The Schönbeck fashion store, which was run by the Jewish Weinbaum family, had a long tradition in Nordhausen. At the beginning of the 1930s, the department store was one of the largest companies in the city with 105 employees. After the National Socialist takeover, the family became the target of anti-Semitic attacks. The Weinbaums were forced to sell their fashion house far below its value. Not all members of the family managed to escape deportation to the extermination camps.

The organised persecution of Jews in National Socialist Germany began on 1 April 1933 with a nationwide boycott of Jewish businesses, medical practices and law firms. In small towns in particular, the National Socialists called for a boycott of businesses owned by Jews, driving the business owners to long-term ruin. The Weinbaum family was also affected by public hostility and boycott campaigns: the SA and SS daubed the shop windows of their department store with slander and prevented customers from entering.

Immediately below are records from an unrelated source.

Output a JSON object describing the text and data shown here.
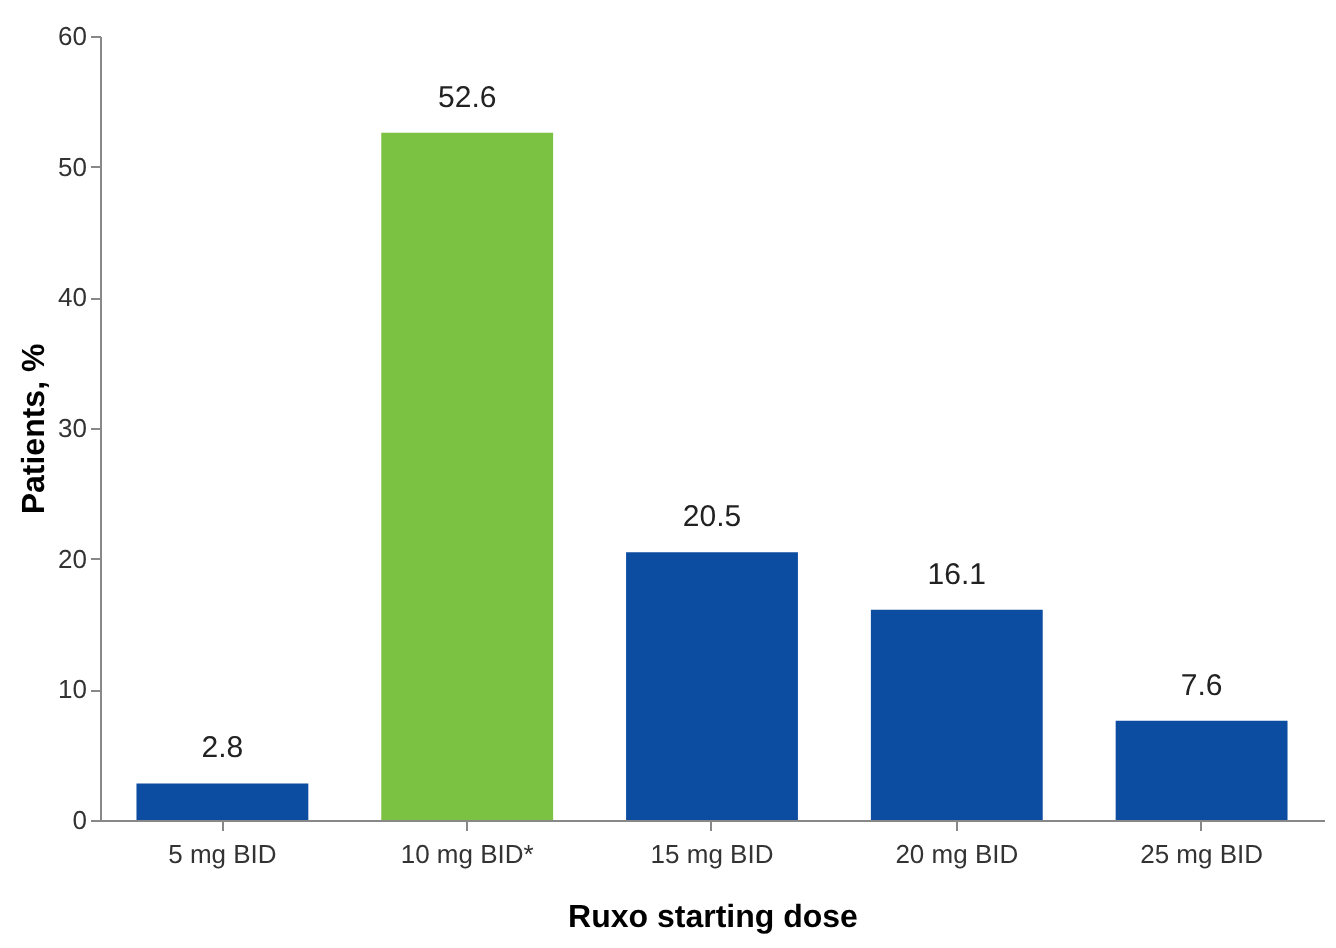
{
  "chart_data": {
    "type": "bar",
    "categories": [
      "5 mg BID",
      "10 mg BID*",
      "15 mg BID",
      "20 mg BID",
      "25 mg BID"
    ],
    "values": [
      2.8,
      52.6,
      20.5,
      16.1,
      7.6
    ],
    "colors": [
      "#0c4da2",
      "#7cc242",
      "#0c4da2",
      "#0c4da2",
      "#0c4da2"
    ],
    "ylim": [
      0,
      60
    ],
    "yticks": [
      0,
      10,
      20,
      30,
      40,
      50,
      60
    ],
    "ylabel": "Patients, %",
    "xlabel": "Ruxo starting dose",
    "data_labels": true,
    "grid": false
  }
}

After the November pogrom of 1938, the National Socialist regime began forcibly expropriating Jewish property without paying compensation. The Weinbaum family had to give up their business. The Schönbeck fashion store was "aryanised": in 1938, a Mühlhausen company took over the department store, which reopened under "aryan" management and the name "Modehaus Kramer". Like many companies, this firm was able to profit from the expropriation by acquiring the property at a price far below its value.

After the forced sale of the family business, some of the Weinbaum family managed to emigrate to the Netherlands. They survived the German occupation and the war there. Other family members remained in Nordhausen and were later deported to camps. They are still considered missing today.